En esa misma fecha, se detectó una obra civil en el cauce del arroyo “La Picuda”, en la comunidad de Agua Fría, municipio de Peñamiller, consistente en ocho gaviones (estructuras metálicas) construidos para desviar el cauce del arroyo. La intervención provocó exposición de raíces de mezquite y condiciones de estrés hídrico en la zona. Al no contar con autorización en materia de impacto ambiental emitida por la Secretaría de Medio Ambiente y Recursos Naturales (Semarnat), se ordenó la clausura de las obras.
El 27 de febrero se detectó un cambio de uso de suelo en terrenos forestales en San Gaspar, municipio de Pinal de Amoles, donde se removió vegetación de bosque de pino-encino en una superficie aproximada de 1,250 m² sin contar con la autorización correspondiente. Por ello, se ordenó la clausura del sitio.
Asimismo, el 27 de febrero, en un recorrido conjunto con personal de la Semarnat y la Policía Municipal de Pinal de Amoles, se detectó en la localidad de San Gaspar un centro de almacenamiento de producto forestal maderable que operaba como aserradero sin los permisos necesarios. En el lugar se aseguró un volumen de 9.78 m³ de leña de pino y encino; 1.49 m³ de madera aserrada de pino; 2.16 m³ de madera motoaserrada de pino, así como un aserradero tipo carro de empujón. El sitio se ubica dentro del Área Natural Protegida y muy cerca de un aprovechamiento forestal autorizado al ejido La Barranca.
Los hechos relacionados con la posesión y transporte de producto forestal maderable sin acreditar su legal procedencia, la tala ilegal y el cambio de uso de suelo en terrenos forestales pueden constituir delitos previstos en el artículo 93 de la Ley General de Desarrollo Forestal Sustentable y en los artículos 418, fracciones II y III, así como 419, fracción II, del Código Penal Federal.

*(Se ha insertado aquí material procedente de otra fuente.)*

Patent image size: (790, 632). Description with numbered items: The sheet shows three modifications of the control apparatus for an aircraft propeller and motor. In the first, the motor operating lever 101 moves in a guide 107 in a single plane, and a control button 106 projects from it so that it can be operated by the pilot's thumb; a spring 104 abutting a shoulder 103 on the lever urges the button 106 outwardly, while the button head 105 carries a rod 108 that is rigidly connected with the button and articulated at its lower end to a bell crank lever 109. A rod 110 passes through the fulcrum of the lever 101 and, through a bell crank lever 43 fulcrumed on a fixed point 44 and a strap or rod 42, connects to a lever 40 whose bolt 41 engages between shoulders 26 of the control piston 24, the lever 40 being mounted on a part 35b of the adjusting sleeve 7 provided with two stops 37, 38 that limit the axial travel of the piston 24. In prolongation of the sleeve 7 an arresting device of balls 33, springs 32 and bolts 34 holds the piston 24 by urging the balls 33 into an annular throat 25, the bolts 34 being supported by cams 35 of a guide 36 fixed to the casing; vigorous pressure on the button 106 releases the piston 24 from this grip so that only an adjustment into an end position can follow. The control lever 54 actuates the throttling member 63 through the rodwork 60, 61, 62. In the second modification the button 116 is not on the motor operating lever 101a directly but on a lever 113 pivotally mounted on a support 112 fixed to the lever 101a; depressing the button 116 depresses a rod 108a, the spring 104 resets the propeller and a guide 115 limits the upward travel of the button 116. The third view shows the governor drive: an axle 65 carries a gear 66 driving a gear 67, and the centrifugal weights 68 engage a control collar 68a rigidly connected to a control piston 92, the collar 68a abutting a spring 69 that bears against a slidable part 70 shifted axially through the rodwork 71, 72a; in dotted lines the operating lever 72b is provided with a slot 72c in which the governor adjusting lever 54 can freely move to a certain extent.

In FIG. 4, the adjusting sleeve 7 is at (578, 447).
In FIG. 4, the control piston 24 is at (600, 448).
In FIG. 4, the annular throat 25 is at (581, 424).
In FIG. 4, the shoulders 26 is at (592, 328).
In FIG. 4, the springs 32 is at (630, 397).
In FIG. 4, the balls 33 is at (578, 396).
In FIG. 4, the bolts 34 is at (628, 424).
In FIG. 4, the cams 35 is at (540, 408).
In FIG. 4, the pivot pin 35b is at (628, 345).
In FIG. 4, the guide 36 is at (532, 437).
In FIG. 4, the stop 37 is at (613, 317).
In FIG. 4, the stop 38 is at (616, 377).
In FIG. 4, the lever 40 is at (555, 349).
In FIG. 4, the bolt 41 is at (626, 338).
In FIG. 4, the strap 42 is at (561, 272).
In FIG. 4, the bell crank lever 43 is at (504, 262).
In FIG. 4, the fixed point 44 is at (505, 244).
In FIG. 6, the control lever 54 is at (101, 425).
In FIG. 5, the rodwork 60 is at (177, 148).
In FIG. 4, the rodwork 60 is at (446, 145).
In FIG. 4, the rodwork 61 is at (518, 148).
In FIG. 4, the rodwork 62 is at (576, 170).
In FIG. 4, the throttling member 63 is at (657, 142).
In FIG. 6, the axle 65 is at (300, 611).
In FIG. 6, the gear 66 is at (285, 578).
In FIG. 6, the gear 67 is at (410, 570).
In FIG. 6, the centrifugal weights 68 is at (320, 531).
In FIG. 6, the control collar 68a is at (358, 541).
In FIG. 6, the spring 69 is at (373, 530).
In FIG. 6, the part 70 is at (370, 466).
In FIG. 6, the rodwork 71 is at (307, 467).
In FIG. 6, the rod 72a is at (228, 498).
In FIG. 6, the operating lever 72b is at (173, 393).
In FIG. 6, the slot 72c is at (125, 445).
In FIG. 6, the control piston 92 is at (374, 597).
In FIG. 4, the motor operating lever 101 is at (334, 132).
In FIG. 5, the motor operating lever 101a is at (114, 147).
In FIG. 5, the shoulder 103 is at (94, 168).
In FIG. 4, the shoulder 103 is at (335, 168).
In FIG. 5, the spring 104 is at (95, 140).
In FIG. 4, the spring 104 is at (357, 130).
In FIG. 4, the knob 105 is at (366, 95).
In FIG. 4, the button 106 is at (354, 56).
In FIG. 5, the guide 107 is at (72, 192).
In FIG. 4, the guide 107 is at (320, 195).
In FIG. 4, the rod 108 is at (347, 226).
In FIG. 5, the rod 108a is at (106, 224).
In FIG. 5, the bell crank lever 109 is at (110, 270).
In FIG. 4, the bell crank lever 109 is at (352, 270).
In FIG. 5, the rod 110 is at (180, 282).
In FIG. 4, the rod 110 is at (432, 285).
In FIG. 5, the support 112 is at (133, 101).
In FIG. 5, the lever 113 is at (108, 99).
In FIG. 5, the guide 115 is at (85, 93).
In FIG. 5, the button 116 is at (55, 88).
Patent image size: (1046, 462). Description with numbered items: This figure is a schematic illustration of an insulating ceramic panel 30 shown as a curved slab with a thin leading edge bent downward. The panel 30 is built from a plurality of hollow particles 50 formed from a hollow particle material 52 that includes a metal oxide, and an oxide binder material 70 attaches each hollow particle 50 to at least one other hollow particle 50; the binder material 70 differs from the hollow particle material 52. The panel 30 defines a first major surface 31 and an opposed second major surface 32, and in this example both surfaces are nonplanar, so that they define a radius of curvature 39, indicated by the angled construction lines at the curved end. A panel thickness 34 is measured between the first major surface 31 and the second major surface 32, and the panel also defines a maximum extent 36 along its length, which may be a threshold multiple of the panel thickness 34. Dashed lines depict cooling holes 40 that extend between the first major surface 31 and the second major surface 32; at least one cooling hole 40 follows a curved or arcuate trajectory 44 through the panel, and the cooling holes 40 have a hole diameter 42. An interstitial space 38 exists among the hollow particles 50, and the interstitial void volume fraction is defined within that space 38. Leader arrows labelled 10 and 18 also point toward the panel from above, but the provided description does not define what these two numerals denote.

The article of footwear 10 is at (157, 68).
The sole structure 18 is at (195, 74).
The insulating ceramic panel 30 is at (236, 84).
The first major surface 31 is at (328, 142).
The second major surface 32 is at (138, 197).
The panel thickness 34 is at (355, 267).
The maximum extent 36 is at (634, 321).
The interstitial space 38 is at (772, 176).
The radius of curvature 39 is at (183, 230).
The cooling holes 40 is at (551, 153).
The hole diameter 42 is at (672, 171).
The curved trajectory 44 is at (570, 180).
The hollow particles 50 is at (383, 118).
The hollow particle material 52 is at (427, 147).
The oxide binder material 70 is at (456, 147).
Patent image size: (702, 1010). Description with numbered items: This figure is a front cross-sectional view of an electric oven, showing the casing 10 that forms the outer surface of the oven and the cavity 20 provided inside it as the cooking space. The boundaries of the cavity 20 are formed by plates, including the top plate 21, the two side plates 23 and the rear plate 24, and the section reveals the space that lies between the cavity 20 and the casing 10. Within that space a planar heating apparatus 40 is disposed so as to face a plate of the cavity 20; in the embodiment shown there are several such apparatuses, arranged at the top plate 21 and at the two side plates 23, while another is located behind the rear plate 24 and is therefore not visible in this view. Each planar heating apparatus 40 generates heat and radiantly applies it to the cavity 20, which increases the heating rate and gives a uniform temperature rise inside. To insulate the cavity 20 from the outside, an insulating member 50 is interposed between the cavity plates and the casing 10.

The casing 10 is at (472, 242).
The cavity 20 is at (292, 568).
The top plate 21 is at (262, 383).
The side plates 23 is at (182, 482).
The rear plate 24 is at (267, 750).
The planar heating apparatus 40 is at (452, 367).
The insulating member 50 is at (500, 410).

La Reserva de la Biósfera Sierra Gorda, decretada el 19 de mayo de 1997 y reconocida en 2001 por la UNESCO dentro del programa “El Hombre y la Biosfera”, es el Área Natural Protegida más grande de Querétaro. Comprende los municipios de Peñamiller, Pinal de Amoles, Jalpan de Serra, Arroyo Seco y Landa de Matamoros, y forma parte del corredor biológico de la Sierra Madre Oriental. En esta zona confluyen ecosistemas como selva baja caducifolia, bosques de pino-encino, bosque mesófilo de montaña y matorral semidesértico, que albergan una amplia diversidad de especies de flora y fauna, muchas de ellas endémicas.
Con estas acciones, la Profepa refrenda su compromiso de vigilar el cumplimiento de la legislación ambiental y de proteger los recursos naturales de la Reserva de la Biósfera Sierra Gorda, en beneficio del patrimonio ambiental de Querétaro y del país.